The optimizations will require more memory, but when combined with cascades, its a net win. The issue though is its N number of cones per pixel, which means that people that try to go hard with 4k rez will encounter serious problems. Because Irradiance is low frequency, you can down sample the resolution to cut back on the number of traces.

Then... the last bit that will need optimizations is the voxelization process. Assuming the camera is not moving fast enough, you can voxelize geometry in the back a few at a time and cache them. The cache probably shouldn't be a real voxel however as it takes up a lot of memory. Probably just a format that stores Dominant triangle IDs, and Dominant Material per voxel. So... instead of all the information that gets dumped into a voxel, you have a dictionary that should be cheap to store in memory, and trivial to voxelize (No overdraw. You know exactly what triangles to rasteize to produce the same shape. And pull data from.). It'd also mean that you won't have to worry about precomputing everything... as long as you are able to destroy the data you no longer need to keep.

Issue is... you need to limit the amount of times you update the Cascades. Which should technically be fine as they are axis alined, and intege stepped. As long as none of the static world moves, or the camera does not move too quickly (6 cascades, update one per frame) your update can delay a few frames. If the camera is too fast, you can hide it with a motion bur.

This honestly depends though. If you need to get bounce lighting on dynamic objects, you can update the closest cascade every frame, but move it every six frames. If this is possible, subtract all dynamic objects, and revoxelize them in their proper position. On the sixth frame, Update the position of the cascade, and only the static geometry.

That split second hopefully won't be too aggravating.. .or noticeable.

tobspr commented 8 years ago

Well what you say is correct. What I planned implementing was cascades with temporal sampling, that is updating one cascade per frame, and caching the others, then sampling the voxel grid over multiple frames (using a temporal filter). This ensures there are no transitions when lighting changes appruptly.

When changing the camera rotation appruptly, one would probably update the last cascade with higher priority so no lighting information is missing.

While all of this is planned, its not very high on my priority list, there are other things (rectangle/tube area lights) I want to implement first.
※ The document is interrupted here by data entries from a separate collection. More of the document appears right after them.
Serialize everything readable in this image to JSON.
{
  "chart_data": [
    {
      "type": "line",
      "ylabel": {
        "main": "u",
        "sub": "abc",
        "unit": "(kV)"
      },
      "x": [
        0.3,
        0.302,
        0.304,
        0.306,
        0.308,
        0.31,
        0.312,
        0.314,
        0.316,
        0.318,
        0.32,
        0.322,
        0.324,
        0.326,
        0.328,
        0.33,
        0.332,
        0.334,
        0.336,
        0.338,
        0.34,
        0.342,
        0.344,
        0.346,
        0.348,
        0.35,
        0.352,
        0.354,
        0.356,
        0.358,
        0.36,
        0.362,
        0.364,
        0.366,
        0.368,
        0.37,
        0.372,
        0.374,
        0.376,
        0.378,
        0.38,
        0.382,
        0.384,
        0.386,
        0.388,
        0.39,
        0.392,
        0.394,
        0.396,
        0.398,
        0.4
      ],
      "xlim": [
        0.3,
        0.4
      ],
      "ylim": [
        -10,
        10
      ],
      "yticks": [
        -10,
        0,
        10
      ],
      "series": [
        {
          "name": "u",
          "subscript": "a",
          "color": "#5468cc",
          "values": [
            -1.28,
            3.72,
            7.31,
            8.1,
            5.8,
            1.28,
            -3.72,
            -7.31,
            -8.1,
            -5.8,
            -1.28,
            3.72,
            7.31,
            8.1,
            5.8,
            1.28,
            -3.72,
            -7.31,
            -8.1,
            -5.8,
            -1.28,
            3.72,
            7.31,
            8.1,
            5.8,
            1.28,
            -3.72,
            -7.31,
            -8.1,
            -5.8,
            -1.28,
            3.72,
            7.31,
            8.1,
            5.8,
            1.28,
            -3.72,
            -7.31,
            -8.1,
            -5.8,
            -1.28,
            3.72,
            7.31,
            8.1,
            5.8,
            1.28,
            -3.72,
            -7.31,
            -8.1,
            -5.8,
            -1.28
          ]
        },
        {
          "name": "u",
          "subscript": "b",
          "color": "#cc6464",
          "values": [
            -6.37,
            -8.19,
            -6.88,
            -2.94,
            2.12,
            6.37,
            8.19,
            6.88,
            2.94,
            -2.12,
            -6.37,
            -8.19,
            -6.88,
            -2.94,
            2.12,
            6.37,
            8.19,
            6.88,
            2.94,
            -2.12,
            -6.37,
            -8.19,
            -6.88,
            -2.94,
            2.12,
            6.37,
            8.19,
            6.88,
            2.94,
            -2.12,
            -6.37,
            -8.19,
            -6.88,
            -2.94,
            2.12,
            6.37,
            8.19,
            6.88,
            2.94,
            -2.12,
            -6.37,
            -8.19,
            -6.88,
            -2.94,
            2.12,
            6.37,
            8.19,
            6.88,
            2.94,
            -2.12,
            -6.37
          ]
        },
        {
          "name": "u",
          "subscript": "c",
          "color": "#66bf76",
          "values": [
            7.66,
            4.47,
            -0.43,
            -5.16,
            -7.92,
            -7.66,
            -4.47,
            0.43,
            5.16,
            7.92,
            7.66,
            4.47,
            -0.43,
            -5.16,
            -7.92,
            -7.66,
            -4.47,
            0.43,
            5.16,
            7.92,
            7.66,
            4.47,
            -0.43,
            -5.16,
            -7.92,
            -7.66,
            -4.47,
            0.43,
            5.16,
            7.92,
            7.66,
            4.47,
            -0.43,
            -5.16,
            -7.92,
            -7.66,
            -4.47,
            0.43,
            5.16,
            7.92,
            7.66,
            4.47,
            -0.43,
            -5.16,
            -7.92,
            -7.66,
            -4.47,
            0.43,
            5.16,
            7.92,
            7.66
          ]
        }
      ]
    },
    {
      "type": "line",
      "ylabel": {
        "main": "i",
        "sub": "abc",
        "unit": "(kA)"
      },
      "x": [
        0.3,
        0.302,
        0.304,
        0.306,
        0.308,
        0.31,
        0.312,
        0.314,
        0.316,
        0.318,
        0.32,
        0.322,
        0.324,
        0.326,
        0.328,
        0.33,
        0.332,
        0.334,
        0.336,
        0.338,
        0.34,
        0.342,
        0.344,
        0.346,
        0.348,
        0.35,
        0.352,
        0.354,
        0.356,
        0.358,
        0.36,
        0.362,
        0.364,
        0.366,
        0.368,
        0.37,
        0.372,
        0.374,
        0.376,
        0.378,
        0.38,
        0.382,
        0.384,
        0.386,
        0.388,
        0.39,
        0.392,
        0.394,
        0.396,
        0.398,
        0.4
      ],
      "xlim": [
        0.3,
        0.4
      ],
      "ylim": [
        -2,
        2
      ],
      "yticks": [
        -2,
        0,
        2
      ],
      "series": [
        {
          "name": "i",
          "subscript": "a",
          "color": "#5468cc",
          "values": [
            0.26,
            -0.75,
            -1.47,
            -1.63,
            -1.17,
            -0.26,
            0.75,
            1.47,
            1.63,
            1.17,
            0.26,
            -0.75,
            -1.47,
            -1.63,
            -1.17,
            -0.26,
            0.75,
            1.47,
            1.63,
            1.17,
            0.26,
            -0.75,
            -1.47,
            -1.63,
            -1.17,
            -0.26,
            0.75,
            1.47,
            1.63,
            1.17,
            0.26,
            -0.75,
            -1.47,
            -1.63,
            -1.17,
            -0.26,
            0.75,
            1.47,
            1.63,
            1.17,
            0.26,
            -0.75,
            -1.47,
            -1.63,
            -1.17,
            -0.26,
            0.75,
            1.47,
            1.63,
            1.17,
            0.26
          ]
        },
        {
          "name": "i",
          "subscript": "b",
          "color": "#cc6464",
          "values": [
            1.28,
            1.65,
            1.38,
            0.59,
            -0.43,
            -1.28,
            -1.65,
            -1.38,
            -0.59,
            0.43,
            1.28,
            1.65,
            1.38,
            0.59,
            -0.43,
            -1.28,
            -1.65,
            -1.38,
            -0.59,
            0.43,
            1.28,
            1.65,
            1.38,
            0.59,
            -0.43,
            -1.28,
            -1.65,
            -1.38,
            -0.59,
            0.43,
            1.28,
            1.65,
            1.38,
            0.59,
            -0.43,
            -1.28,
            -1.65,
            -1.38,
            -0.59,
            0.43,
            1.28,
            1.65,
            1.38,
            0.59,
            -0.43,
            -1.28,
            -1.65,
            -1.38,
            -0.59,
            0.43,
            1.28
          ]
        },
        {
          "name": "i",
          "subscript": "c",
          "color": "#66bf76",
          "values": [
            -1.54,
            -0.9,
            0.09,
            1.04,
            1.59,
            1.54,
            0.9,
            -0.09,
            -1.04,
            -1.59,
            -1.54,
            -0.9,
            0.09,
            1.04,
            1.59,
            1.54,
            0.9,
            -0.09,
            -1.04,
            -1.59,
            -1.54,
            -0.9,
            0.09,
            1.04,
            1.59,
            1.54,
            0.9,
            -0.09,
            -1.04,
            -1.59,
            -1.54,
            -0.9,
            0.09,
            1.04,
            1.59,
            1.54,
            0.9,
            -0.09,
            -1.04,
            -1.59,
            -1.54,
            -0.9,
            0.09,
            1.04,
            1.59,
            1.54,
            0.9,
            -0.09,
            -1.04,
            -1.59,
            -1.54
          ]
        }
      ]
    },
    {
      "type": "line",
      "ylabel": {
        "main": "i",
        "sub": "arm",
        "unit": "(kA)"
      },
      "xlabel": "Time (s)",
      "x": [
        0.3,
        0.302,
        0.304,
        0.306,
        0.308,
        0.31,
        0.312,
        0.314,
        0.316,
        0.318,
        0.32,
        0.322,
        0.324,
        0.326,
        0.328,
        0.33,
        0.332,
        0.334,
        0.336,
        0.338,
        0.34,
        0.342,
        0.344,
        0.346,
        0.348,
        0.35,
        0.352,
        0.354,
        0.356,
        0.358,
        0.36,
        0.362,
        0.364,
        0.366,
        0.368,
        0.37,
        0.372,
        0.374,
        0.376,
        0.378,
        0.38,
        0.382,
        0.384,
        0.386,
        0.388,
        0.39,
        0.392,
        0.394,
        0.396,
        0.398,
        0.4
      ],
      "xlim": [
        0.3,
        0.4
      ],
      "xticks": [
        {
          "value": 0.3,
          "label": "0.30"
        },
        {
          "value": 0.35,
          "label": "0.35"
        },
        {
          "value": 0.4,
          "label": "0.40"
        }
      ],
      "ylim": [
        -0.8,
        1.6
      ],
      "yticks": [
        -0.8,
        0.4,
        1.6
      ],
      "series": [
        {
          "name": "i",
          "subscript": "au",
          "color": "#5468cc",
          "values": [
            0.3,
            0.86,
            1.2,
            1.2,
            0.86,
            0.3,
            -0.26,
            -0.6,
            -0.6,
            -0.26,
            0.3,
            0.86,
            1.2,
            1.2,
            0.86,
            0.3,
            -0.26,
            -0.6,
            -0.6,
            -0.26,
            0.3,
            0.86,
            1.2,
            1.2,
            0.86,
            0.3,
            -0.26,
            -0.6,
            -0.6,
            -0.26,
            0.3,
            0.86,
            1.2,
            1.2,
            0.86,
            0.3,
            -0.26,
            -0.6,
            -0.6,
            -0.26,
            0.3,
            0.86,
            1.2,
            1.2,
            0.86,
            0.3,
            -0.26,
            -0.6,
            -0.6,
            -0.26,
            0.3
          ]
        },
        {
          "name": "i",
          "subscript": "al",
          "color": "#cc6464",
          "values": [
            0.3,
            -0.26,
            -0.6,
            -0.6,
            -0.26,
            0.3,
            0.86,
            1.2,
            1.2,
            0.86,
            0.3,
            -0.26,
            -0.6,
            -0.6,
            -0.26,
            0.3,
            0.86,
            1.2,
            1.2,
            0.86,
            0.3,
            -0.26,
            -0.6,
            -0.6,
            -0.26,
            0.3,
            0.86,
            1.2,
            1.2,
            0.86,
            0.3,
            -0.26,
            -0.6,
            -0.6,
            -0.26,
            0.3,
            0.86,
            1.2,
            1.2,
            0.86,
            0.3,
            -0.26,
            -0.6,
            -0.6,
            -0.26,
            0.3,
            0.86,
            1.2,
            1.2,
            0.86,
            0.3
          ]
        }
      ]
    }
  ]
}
moonshineTheleocat commented 8 years ago

Sadly, the most optimal solution may be implementation depdent.

For my case, I'm in the process of writing a design document for my own engine, which handles games similar to the style of baulders gate. Normally downwards facing, with the ability for the camera to zoom in close. And give scenematic shots. Or zoom out far to show the entire map.
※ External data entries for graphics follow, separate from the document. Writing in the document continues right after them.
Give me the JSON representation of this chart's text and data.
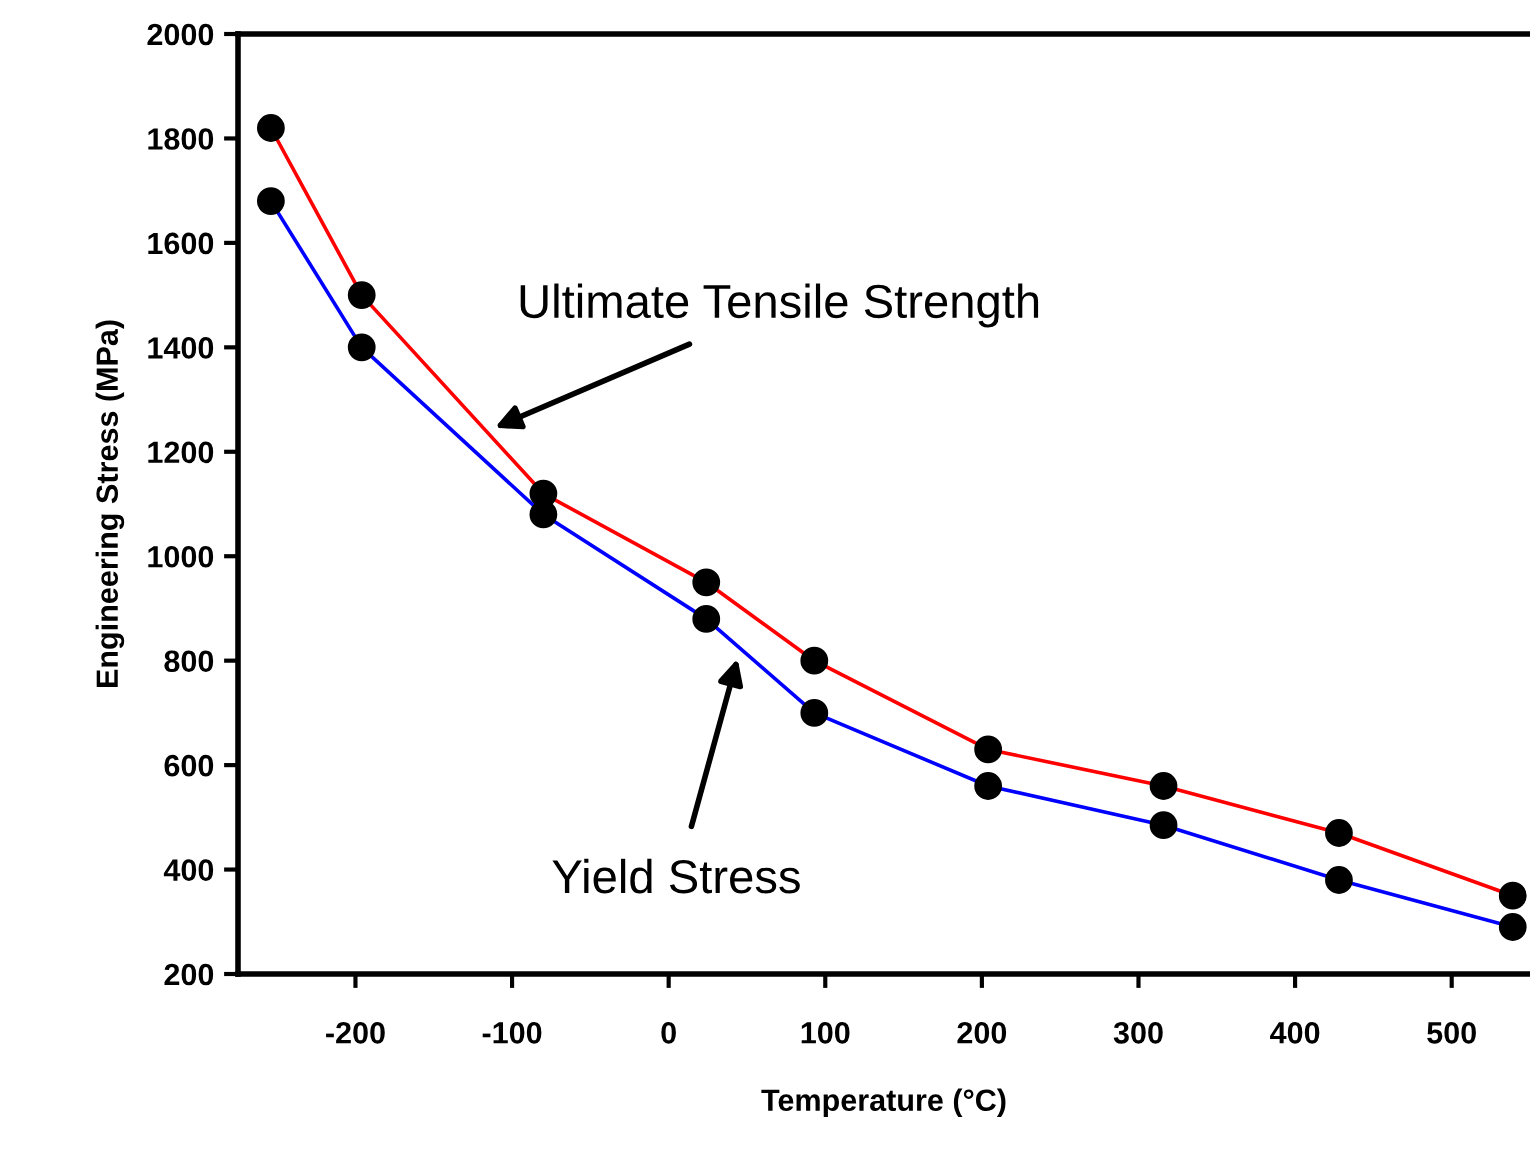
{
  "chart_data": {
    "type": "line",
    "xlabel": "Temperature (°C)",
    "ylabel": "Engineering Stress (MPa)",
    "x": [
      -254,
      -196,
      -80,
      24,
      93,
      204,
      316,
      428,
      539
    ],
    "series": [
      {
        "color": "#ff0000",
        "values": [
          1820,
          1500,
          1120,
          950,
          800,
          630,
          560,
          470,
          350
        ]
      },
      {
        "color": "#0000ff",
        "values": [
          1680,
          1400,
          1080,
          880,
          700,
          560,
          485,
          380,
          290
        ]
      }
    ],
    "xlim": [
      -275,
      550
    ],
    "xticks": [
      -200,
      -100,
      0,
      100,
      200,
      300,
      400,
      500
    ],
    "ylim": [
      200,
      2000
    ],
    "yticks": [
      200,
      400,
      600,
      800,
      1000,
      1200,
      1400,
      1600,
      1800,
      2000
    ],
    "marker": "circle",
    "line_style": "solid",
    "grid": false,
    "legend": false,
    "annotations": [
      {
        "text": "Ultimate Tensile Strength",
        "x": -111,
        "y": 1246
      },
      {
        "text": "Yield Stress",
        "x": 44,
        "y": 804
      }
    ]
  }
}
The optimal set up for my case would be that each cascade will be located near the edge of one side close to the middle, and pushed inwards slightly to the center.

The voxels themselves will need to be raised to give more resolution to the downwards projection with some breathing room for the top.

Though a thought I had would be to put the cascade on stilts. Which would be calculated on the CPU end by four ray casts set so deep in to the inner most cascades. The idea is that if all four of the corners of a cascade touches the ground, or a stopping plane. The cascade will not be allowed to go any deeper, thus the camera can move up and down within the volume.